Presenters
Nick Rizzolo,
Mark Sammons,
James Clarke,
and
Vivek Srikumar
Many of the technologies we rely on in our everyday lives depend on the ability to automatically handle natural language. Search engines determine the relevance of documents with respect to keywords. Spam detectors filter email messages based on their content. Automatic machine translators translate from one natural language to another. Systems such as these all utilize machine learning to leverage the information in large datasets and improve their performance with experience. In this tutorial, we introduce our suite of state-of-the-art NLP tools, focusing on our modeling language for general learning-based programs, the aptly named Learning Based Java (LBJ). As motivation, consider the following application whose implementation will become achievable by the end of the tutorial. Suppose you have a news feed through which you receive articles from the full spectrum of news sections; world news, politics, health, finance, sports, etc. Perhaps you'd like to filter these articles based on the appearance of people in them who are famous for different reasons. For example, they may be politicians, athletes, or corporate moguls. While a given type of famous person does tend to appear most commonly in a single news section, you'd like to see all news involving those types of people no matter the section. How can your news feed software automatically determine what a given person in the news is famous for?
Part I: Learning Classifiers from Data with LBJ
[ slides ]
A classifier is simply a function that takes some object as input
and produces a discrete output, classifying the object into one of a set of
categories. In a traditional programming language, functions such as these
must be hard coded entirely in the syntax of the language. LBJ, on the other
hand, allows the partial specification of a classifier whose definition can
only be completed via interaction with data.

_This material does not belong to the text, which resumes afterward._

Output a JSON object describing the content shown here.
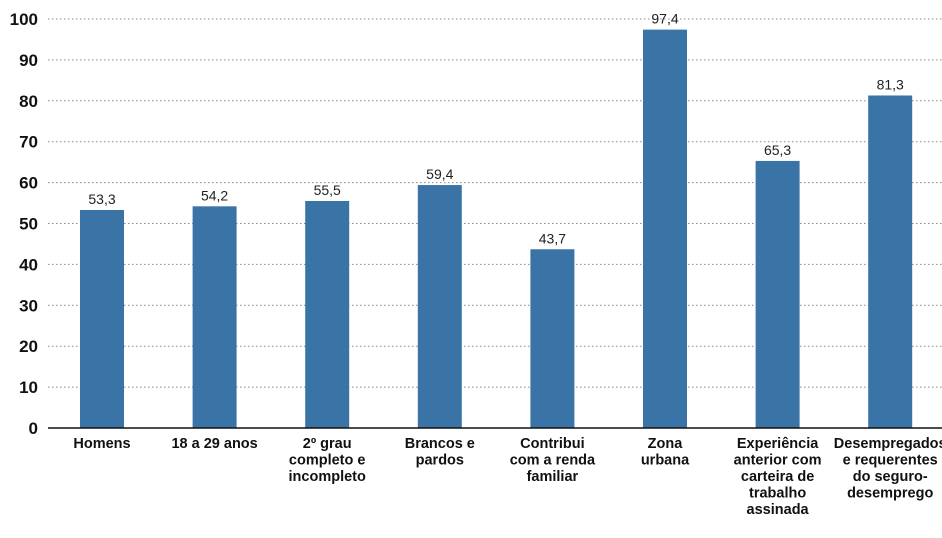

When paired with different data,
the same LBJ code results in a different classifier. Specifically, we'll take
a look at the well known "20 Newsgroups" dataset, language identification, and
spam detection.
Part II: Illinois NLP Tools
[ slides ]
The Cognitive Computations Group has developed a
suite of state-of-the-art NLP tools, many of which have online
demos so you can try them out even before downloading them. We manage the
application of these tools in experiments and NLP software using a service
called the Curator. Time allowing, we'll begin discussing these tools
during this first lecture.
Part III: Feature Engineering
Any machine learning algorithm must be told which facets (or features)

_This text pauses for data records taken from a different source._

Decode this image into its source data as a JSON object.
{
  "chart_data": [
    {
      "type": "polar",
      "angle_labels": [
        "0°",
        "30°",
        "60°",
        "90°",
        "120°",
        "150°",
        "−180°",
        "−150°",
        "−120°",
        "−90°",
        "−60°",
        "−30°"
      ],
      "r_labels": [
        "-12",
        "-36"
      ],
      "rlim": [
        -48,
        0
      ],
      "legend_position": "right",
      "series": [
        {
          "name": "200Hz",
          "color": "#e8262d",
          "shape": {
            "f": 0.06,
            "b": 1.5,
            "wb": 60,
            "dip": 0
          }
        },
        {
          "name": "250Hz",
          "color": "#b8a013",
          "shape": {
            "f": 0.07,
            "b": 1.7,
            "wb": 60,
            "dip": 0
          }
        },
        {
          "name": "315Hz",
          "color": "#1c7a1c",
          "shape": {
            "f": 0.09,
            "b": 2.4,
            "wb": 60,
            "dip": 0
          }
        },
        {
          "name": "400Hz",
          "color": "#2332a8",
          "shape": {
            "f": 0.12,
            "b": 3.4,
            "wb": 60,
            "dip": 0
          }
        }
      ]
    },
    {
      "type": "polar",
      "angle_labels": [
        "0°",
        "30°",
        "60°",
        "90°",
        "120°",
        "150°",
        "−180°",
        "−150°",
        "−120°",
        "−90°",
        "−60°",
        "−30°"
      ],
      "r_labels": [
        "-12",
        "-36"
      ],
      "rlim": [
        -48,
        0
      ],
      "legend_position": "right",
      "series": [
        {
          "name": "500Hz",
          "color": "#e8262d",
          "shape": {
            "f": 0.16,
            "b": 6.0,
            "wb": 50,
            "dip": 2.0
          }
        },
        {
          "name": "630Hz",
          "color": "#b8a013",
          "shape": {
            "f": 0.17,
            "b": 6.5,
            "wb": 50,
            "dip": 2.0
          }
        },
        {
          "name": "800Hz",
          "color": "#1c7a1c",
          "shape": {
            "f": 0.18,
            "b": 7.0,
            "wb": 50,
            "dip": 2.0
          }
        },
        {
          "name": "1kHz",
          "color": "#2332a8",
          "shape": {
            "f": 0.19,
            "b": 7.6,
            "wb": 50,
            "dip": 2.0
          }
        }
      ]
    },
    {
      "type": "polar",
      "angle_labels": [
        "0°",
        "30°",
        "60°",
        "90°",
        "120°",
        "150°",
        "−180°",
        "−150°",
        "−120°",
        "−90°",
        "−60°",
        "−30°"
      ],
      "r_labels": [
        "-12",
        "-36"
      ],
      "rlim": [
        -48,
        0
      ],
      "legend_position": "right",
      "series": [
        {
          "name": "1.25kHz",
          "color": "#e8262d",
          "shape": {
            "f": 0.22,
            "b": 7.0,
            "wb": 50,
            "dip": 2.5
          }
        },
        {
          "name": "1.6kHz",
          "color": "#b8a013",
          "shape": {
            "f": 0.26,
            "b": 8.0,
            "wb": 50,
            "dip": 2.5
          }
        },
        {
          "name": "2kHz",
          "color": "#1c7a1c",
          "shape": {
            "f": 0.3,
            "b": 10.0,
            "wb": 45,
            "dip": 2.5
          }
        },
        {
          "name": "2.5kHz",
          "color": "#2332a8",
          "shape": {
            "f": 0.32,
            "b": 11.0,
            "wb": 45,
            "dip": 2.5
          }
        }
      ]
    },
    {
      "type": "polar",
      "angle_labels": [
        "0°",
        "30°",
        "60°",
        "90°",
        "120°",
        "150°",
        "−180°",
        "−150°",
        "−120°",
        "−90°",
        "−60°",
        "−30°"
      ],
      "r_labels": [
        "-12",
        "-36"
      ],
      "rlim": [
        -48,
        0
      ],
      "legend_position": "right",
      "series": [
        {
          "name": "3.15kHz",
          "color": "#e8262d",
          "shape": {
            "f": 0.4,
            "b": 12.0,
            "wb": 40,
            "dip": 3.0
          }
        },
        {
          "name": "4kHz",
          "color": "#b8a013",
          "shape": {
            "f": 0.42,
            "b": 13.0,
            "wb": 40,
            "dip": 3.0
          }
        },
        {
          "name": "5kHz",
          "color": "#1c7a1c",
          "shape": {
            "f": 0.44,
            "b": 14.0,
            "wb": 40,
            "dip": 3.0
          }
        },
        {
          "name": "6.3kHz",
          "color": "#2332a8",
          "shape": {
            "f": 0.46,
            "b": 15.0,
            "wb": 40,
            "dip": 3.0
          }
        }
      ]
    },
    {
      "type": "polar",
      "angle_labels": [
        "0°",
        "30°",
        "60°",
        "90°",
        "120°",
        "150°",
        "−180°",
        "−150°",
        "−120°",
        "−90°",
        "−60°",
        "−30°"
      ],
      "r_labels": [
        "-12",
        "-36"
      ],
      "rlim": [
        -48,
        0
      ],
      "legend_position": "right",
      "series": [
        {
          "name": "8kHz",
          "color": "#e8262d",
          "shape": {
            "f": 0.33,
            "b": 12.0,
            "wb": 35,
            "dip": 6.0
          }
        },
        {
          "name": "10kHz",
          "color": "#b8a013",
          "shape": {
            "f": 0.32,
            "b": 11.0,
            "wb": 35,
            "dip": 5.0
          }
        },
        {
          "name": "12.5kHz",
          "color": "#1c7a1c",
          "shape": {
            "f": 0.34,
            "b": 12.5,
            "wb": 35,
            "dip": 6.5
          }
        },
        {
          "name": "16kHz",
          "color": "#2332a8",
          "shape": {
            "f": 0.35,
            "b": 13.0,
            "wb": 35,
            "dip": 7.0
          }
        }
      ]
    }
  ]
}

of the data to incorporate in the learned function which then weighs the
importance of each. For example, when learning a spam detector, one option is
to use as features the appearance of each possible word in the email's body.
We may also want the learned function to consider the words in the subject
line, or the values of the other various headers, or higher level properties
of the text. This part of the tutorial is a hands-on exploration of these
ideas, in which you'll try to improve a classifier from Part I by engineering
your own features.
Part IV: The Fame Classifier
[ slides ]
Now that we have some expertise in learning based programming, we'll discuss
the implementation of a "fame classifier", capable of classifying newsworthy
people by what they're famous for. We'll employ our
Named Entity Recognizer to detect when a
person is mentioned in the text, as well as our
Part of Speech Tagger to help us engineer
effective features. LBJ has abstracted away the details of learning and
applying these two NLP tools so that we can focus on building the fame
classifier and its associated application.
Part V: Illinois NLP Tools
[ slides ]
The Cognitive Computation Group has developed a
suite of state-of-the-art NLP tools, many of which have online
demos so you can try them out even before downloading them. We manage the
application of these tools in experiments and NLP software using a service
called the Curator. The suite includes, but is not limited to:
|
In this section of the tutorial, we give an overview of these tools, describing ways in which they can be used to develop better NLP applications.
Part VI: More Feature Engineering
[ slides ]
This hands-on afternoon session is another opportunity for you to apply what
you've learned to improve the fame classifier.